Positive signs in the commercial real estate sector indicate sound investment and lending will continue

September 18, 2008 - Connecticut

Ernest DesRochers

Chin-Ning Chu, the business author, international lecturer and consultant said, "Without the strength to endure the crisis, one will not see the opportunity within. It is within the process of endurance that opportunity reveals itself."
The current credit crunch, which began in mid 2007, has deepened in response to slumping conditions in the world economy. Large commercial banks and Wall Street firms are originating new loans at a fraction of the loan volume they did from late 2006 to early 2007. According to numerous industry sources, Wall Street investment banks have failed to securitize even a single dollar of collateralized mortgage-backed securities this past summer. Though some firms say they are lending, Wall Street firms have laid off thousands of individuals and are basically shut down.
While portfolio lenders like insurance companies and banks have been very active this year taking advantage of this CMBS dislocation, a lending gap continues to exist that has yet to be filled. Life insurance companies, long known for conservative underwriting standards, are now looking at credit-related losses and impairments of commercial loans. Some are being forced into loan sales to rebalance portfolios and improve credit quality. Others have finished lending programs for 2008 and will have reduced programs in 2009. Freddie Mac and Fannie Mae are under fire with many pundits wondering if they will continue to exist in their current form.
The lending landscape has dramatically changed in the past 12 months as a lending market psychology of a repricing of risk now borders on desperation. According to a report recently published by Goldman Sachs, there continues to be a gap between the pricing of assets, both real and financial. Though conditions have improved somewhat since the start of 2008, buyers and sellers still have some distance to go before pricing efficiency is restored and normalized lending begins.
We believe that market should be of hope - not desperation - as there are positive signs in the commercial real estate sector indicating that sound investment and lending will continue.
* Federal Reserve action finally turned aggressive in March and has continued to be aggressive in terms of accommodative monetary policy and its discount window operations. In addition, the U.S. Treasury is prepared to back stop Fannie and Freddie. These actions will continue to stabilize financial markets and credit spreads in the months ahead.
* Most commercial real estate sectors are generally healthy this year with comparatively low vacancy and several years of healthy rent growth. This has helped in absorbing market turbulence.
* The current environment is best defined as a transition from unsustainable, frothy conditions to a normalized market. Though rising cap rates will affect values, those buyers with reasonable long-term owning strategies will benefit from a dearth of competition for assets as high leverage buyers wait on the sidelines.
* There has been a major deleveraging and repricing of risk in commercial lending. Gone are loans with 80% LTV ratios, sub 100 basis point spreads and interest only payments. Last September all-in spreads were generally 175 to 225 basis points over matching treasuries for loans of 70% of value or less.

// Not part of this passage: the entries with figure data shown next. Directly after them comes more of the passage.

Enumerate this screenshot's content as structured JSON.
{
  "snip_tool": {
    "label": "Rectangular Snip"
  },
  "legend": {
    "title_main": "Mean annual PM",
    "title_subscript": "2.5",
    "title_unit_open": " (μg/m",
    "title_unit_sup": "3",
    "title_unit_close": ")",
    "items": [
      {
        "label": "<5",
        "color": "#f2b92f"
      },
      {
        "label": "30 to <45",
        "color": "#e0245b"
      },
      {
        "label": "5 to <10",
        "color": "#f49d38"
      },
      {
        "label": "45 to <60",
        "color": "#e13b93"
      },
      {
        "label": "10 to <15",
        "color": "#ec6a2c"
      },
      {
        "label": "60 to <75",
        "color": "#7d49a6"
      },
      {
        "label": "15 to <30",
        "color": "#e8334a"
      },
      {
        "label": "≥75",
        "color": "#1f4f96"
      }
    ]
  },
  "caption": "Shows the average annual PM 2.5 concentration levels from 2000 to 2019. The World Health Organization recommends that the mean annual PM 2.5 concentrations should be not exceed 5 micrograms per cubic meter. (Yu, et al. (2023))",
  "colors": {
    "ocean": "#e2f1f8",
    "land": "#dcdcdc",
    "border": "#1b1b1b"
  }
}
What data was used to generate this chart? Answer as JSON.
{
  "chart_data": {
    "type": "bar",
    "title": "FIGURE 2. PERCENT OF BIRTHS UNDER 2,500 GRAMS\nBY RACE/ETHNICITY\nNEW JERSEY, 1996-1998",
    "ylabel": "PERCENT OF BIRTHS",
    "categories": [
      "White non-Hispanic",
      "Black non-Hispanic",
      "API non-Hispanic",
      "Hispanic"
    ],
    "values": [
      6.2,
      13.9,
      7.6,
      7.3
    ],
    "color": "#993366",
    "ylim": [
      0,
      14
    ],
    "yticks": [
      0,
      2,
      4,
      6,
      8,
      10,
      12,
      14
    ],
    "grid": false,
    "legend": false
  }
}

Today, pricing is 250-300 bps over matching treasuries with floors in place in many instances with amortization of 25 years and less. Ironically because of an improving treasury market, interest rates are still in the 6.25% to 6.75% range - very competitive in historical terms and not much different from last year.

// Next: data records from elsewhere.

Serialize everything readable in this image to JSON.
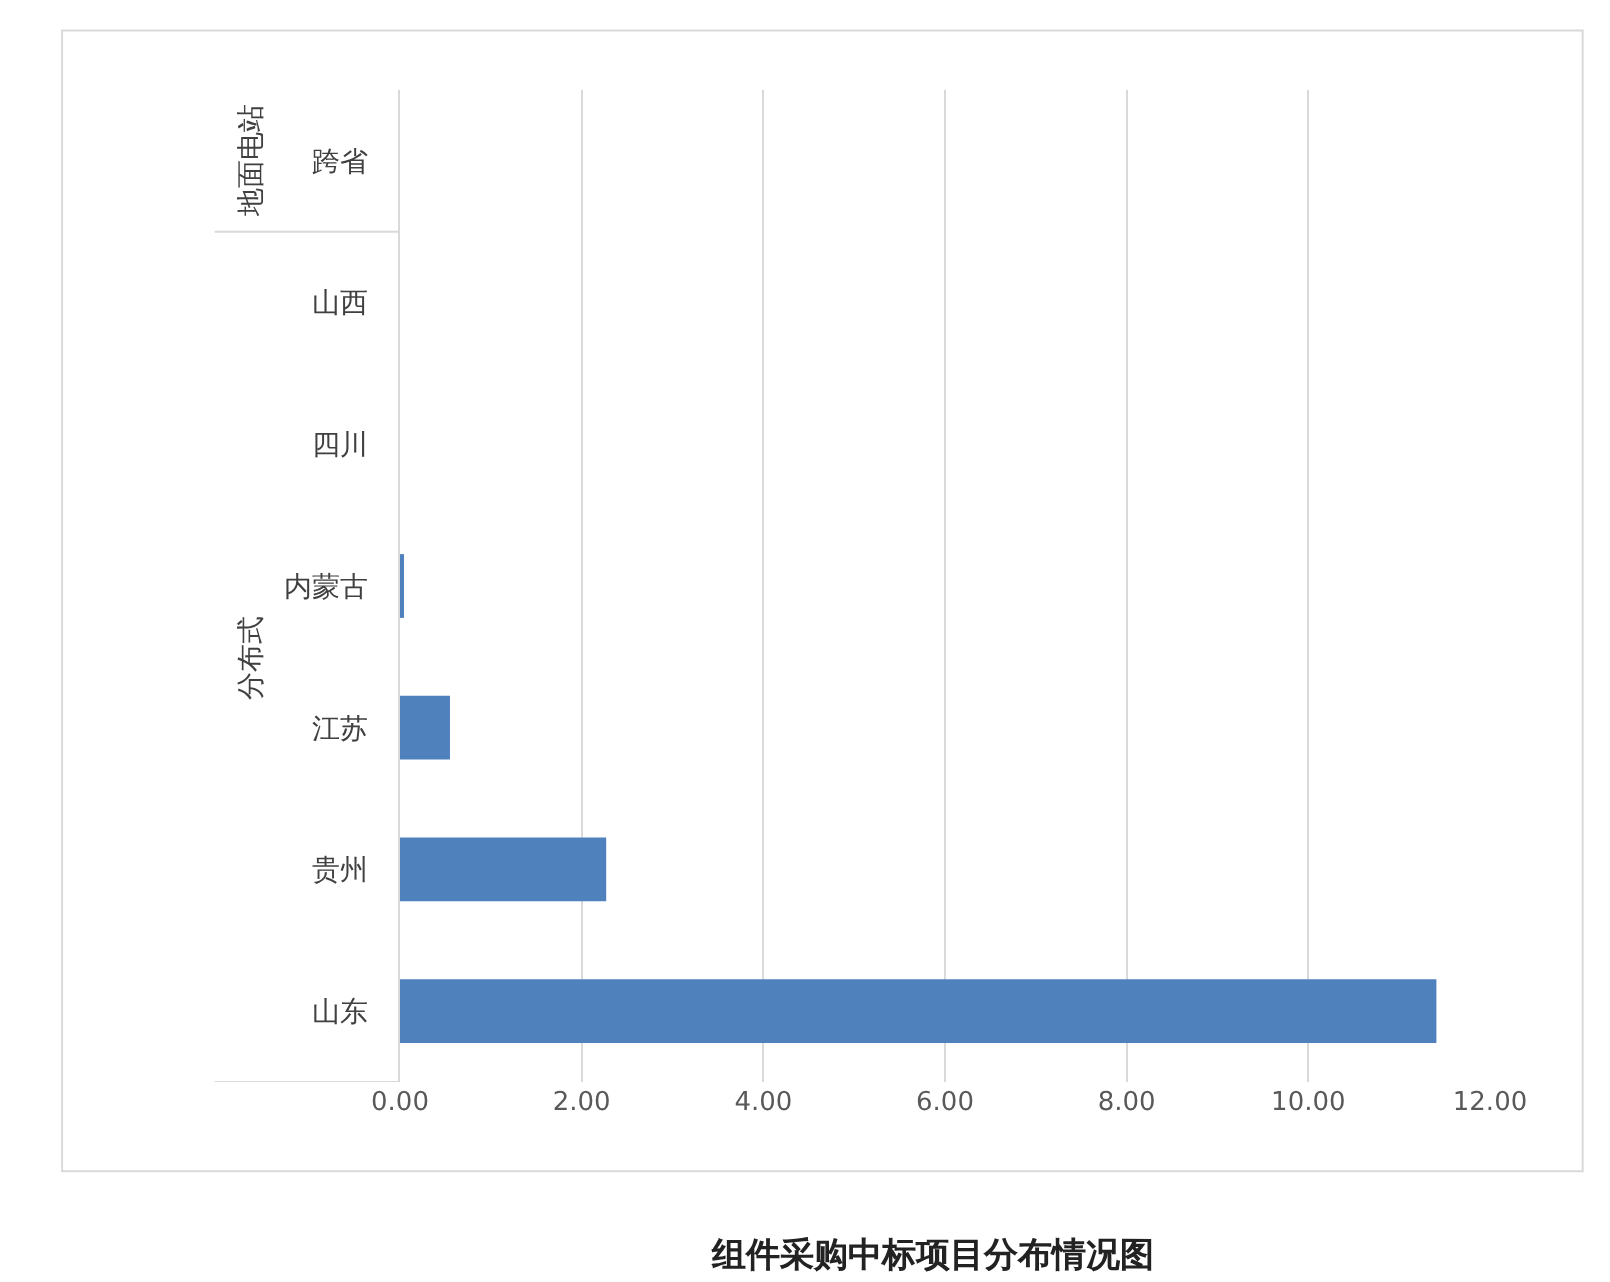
{
  "chart_data": {
    "type": "bar",
    "orientation": "horizontal",
    "title": "组件采购中标项目分布情况图",
    "categories": [
      "跨省",
      "山西",
      "四川",
      "内蒙古",
      "江苏",
      "贵州",
      "山东"
    ],
    "values": [
      0,
      0,
      0,
      0.03,
      0.55,
      2.27,
      11.41
    ],
    "color": "#4f81bd",
    "xlim": [
      0,
      12
    ],
    "xticks": [
      {
        "value": 0,
        "label": "0.00"
      },
      {
        "value": 2,
        "label": "2.00"
      },
      {
        "value": 4,
        "label": "4.00"
      },
      {
        "value": 6,
        "label": "6.00"
      },
      {
        "value": 8,
        "label": "8.00"
      },
      {
        "value": 10,
        "label": "10.00"
      },
      {
        "value": 12,
        "label": "12.00"
      }
    ],
    "grid": "x",
    "legend": false,
    "annotations": [
      "地面电站",
      "分布式"
    ]
  }
}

* Debt capital, while constrained, is available and across a wide spectrum of lenders. Transactions are occurring across markets and property types for realistically priced assets. New lending standards are more responsible and sustainable.
* Commercial real estate loan delinquency rates have increased in the past 12 months, but are at less than 0.6% and near all time historical lows.

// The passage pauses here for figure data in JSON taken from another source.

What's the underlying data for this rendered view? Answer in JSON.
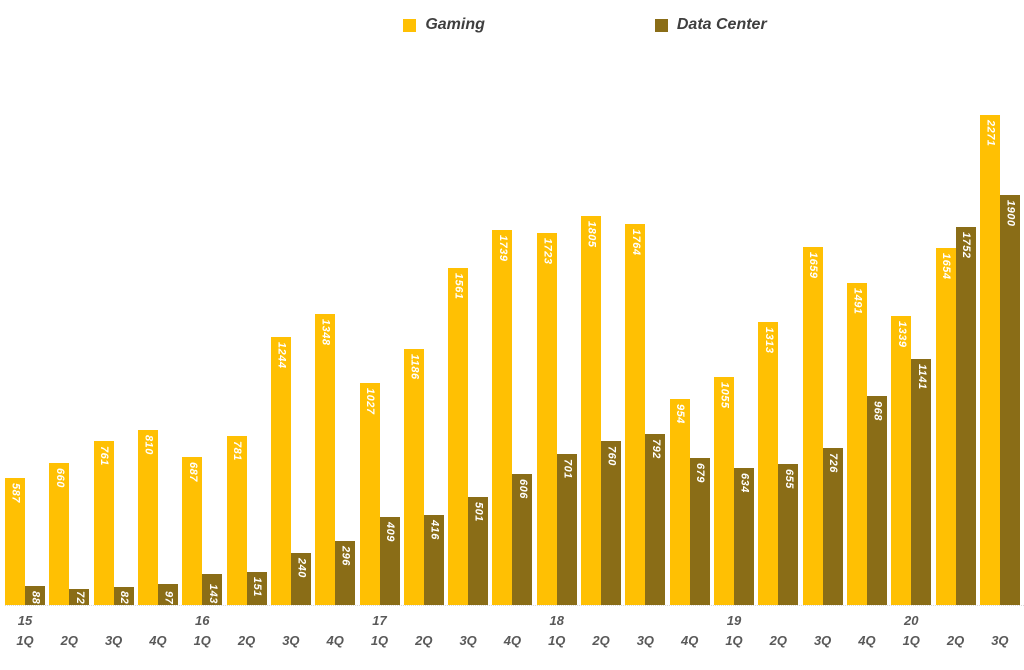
{
  "legend": {
    "items": [
      {
        "label": "Gaming",
        "color": "#ffc003"
      },
      {
        "label": "Data Center",
        "color": "#8a6d17"
      }
    ]
  },
  "chart_data": {
    "type": "bar",
    "title": "",
    "legend_position": "top",
    "grid": false,
    "ylim": [
      0,
      2271
    ],
    "value_label_style": "white, bold italic, rotated 90deg, inside end of bar",
    "categories": [
      {
        "year": "15",
        "quarter": "1Q"
      },
      {
        "year": "",
        "quarter": "2Q"
      },
      {
        "year": "",
        "quarter": "3Q"
      },
      {
        "year": "",
        "quarter": "4Q"
      },
      {
        "year": "16",
        "quarter": "1Q"
      },
      {
        "year": "",
        "quarter": "2Q"
      },
      {
        "year": "",
        "quarter": "3Q"
      },
      {
        "year": "",
        "quarter": "4Q"
      },
      {
        "year": "17",
        "quarter": "1Q"
      },
      {
        "year": "",
        "quarter": "2Q"
      },
      {
        "year": "",
        "quarter": "3Q"
      },
      {
        "year": "",
        "quarter": "4Q"
      },
      {
        "year": "18",
        "quarter": "1Q"
      },
      {
        "year": "",
        "quarter": "2Q"
      },
      {
        "year": "",
        "quarter": "3Q"
      },
      {
        "year": "",
        "quarter": "4Q"
      },
      {
        "year": "19",
        "quarter": "1Q"
      },
      {
        "year": "",
        "quarter": "2Q"
      },
      {
        "year": "",
        "quarter": "3Q"
      },
      {
        "year": "",
        "quarter": "4Q"
      },
      {
        "year": "20",
        "quarter": "1Q"
      },
      {
        "year": "",
        "quarter": "2Q"
      },
      {
        "year": "",
        "quarter": "3Q"
      }
    ],
    "series": [
      {
        "name": "Gaming",
        "color": "#ffc003",
        "values": [
          587,
          660,
          761,
          810,
          687,
          781,
          1244,
          1348,
          1027,
          1186,
          1561,
          1739,
          1723,
          1805,
          1764,
          954,
          1055,
          1313,
          1659,
          1491,
          1339,
          1654,
          2271
        ]
      },
      {
        "name": "Data Center",
        "color": "#8a6d17",
        "values": [
          88,
          72,
          82,
          97,
          143,
          151,
          240,
          296,
          409,
          416,
          501,
          606,
          701,
          760,
          792,
          679,
          634,
          655,
          726,
          968,
          1141,
          1752,
          1900
        ]
      }
    ]
  }
}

The rest of this year and into next year will provide some interesting opportunities and challenges for both lenders and borrowers. Unlike the last prolonged credit crunch of the early 1990s that was caused by massive overbuilding, the commercial real estate market today is generally well balanced and well positioned to weather the current economic storm. Conservative lending will continue where lower loan to value ratios, faster amortization and higher debt coverage will likely be the norm. Investors with financing needs will have to meet these challenges head on in order to achieve desired financing levels.
Whether it is a large or small loan, NorthMarq Capital, Inc. and its network of 29 offices has the lending resources to help our clients meet these challenges daily.

Ernest DesRochers is senior vice president and regional manager of Metro New York Regional Offices of NorthMarq Capital, Inc.